Kapstadts Wasserkrise ist ernst, aber kein Grund, nicht in die schönste Stadt der Welt zu reisen.

Wir sagen Ihnen, wie es momentan vor Ort aussieht und was Sie als Besucher tun können, um Wasser zu sparen und dennoch eine unvergessliche Zeit am Kap zu haben.

 

Wie kam es zu dieser Situation?

Kapstadt bezieht sein Wasser aus umliegenden Dämmen, der größte und für etwas mehr als 40 Prozent der Wasserzufuhr verantwortlich ist der Theewaterskloof Damm nahe Villiersdorp.
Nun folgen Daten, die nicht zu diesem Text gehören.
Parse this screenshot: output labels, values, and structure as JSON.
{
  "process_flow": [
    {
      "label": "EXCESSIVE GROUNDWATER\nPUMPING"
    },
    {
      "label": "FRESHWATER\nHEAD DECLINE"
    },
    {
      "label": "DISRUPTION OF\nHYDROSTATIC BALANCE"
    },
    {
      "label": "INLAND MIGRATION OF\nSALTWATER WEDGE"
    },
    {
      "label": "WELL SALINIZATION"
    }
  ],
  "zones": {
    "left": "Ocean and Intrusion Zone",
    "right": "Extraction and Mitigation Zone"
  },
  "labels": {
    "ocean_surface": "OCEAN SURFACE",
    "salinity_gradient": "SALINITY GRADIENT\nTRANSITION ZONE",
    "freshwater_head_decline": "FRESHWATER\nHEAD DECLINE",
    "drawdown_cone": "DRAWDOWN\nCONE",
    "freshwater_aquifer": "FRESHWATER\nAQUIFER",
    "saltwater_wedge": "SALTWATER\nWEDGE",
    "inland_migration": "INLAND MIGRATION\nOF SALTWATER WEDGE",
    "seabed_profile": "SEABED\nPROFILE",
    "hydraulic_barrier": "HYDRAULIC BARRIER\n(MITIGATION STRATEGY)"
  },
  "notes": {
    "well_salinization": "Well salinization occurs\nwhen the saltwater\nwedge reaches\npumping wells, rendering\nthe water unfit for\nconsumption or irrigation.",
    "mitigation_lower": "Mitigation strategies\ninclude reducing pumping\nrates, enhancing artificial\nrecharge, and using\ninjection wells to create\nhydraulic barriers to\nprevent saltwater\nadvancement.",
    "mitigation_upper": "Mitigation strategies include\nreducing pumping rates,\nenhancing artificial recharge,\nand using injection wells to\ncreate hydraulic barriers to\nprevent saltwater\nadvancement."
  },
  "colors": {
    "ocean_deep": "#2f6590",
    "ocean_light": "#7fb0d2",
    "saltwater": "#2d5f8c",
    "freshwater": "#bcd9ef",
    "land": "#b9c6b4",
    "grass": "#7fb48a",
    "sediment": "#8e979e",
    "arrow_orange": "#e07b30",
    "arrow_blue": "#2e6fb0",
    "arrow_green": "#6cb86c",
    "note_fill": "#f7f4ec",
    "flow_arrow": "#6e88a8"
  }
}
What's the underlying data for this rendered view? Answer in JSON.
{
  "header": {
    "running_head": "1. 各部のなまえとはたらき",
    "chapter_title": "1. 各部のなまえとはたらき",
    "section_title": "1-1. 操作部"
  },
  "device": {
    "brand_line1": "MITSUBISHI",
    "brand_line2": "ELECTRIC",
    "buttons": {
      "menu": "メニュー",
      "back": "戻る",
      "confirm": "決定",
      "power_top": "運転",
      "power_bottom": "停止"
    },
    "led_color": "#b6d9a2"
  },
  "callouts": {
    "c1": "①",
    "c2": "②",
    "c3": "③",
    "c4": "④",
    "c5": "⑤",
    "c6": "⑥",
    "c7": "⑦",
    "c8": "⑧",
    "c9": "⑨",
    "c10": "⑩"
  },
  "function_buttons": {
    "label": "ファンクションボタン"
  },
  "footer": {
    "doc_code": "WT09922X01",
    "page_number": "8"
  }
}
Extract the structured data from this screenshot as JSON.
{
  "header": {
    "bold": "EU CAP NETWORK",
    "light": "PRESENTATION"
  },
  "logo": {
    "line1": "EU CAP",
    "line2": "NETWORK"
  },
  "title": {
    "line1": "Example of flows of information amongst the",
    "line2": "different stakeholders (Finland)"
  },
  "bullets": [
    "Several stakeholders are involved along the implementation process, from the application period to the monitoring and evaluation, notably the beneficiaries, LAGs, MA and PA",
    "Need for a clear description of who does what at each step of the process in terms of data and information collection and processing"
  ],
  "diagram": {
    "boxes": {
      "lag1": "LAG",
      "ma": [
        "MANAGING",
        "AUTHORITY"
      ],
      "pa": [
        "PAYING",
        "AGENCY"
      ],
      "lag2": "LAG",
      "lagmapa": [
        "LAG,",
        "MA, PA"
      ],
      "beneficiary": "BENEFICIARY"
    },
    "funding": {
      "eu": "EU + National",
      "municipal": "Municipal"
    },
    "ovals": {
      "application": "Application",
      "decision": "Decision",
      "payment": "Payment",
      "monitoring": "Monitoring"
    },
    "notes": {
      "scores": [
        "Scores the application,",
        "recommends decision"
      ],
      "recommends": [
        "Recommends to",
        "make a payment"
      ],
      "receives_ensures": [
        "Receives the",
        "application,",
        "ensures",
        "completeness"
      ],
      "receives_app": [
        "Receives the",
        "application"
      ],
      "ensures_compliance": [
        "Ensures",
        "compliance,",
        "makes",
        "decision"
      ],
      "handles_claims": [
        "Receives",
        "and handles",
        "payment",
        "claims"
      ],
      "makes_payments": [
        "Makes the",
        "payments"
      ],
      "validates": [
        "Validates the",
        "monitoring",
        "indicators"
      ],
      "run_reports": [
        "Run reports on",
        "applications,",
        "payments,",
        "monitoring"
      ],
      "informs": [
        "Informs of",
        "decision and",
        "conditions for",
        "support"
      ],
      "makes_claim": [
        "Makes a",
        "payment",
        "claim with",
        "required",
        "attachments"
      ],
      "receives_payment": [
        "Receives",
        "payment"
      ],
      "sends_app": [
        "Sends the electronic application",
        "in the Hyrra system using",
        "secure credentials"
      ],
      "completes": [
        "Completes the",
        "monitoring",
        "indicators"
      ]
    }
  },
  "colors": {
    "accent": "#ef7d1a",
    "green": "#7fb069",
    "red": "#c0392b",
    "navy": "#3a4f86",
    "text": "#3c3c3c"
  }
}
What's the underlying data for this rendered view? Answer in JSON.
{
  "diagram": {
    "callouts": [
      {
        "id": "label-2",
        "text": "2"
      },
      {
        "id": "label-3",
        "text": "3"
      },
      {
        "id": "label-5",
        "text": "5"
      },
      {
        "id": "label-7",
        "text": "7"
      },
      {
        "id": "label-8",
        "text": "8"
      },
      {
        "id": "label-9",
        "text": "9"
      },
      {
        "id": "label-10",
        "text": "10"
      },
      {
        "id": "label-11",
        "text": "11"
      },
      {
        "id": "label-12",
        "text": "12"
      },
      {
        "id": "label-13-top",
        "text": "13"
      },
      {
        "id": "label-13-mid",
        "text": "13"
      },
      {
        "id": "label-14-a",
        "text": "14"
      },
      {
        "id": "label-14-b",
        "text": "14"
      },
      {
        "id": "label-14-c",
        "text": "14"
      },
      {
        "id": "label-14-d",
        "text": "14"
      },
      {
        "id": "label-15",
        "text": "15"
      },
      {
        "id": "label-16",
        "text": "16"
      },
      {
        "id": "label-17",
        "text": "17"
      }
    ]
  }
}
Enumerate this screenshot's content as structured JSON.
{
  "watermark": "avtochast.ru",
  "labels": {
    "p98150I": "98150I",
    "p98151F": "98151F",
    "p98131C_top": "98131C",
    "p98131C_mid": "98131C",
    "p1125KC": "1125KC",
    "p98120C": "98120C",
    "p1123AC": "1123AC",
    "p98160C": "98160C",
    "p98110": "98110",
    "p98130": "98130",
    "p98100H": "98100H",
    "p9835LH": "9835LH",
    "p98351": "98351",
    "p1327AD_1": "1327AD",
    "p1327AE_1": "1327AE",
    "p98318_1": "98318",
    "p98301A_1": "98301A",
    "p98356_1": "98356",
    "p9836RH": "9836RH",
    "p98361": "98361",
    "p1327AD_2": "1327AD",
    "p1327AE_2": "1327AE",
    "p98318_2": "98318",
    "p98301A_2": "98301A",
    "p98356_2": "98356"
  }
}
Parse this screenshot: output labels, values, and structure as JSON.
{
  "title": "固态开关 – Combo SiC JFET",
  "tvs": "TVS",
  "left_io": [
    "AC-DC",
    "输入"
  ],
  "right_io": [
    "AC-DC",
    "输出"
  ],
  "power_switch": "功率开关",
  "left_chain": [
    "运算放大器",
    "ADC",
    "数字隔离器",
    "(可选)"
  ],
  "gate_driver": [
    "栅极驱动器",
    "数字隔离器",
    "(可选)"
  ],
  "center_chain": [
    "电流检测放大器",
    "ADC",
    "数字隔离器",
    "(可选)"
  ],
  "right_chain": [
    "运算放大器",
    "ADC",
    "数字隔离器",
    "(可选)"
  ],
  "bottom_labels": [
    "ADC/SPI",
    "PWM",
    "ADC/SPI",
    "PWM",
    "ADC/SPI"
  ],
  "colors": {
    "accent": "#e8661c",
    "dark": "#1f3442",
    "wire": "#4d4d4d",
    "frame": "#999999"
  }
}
Während die Jahre 2013 und 2014 noch genügend Regen brachten, blieb es in Kapstadt in den Jahren 2015, 2016 und besonders 2017 trocken. Im Juni, Juli und August erwarten die Kapstädter den Winterregen; doch der Himmel blieb in den vergangenen Jahren blau. Zusätzlich zu dieser extremen Dürre, steigt die Bevölkerung Kapstadts seit Jahren kontinuierlich an. Mehr und mehr Menschen ziehen auf der Suche nach Arbeit und einem besseren Leben in die Stadt am Kap, 2018 leben hier mehr als 4 Millionen Menschen. Mehr Menschen, kaum Regen – die Rechnung geht langfristig nicht auf.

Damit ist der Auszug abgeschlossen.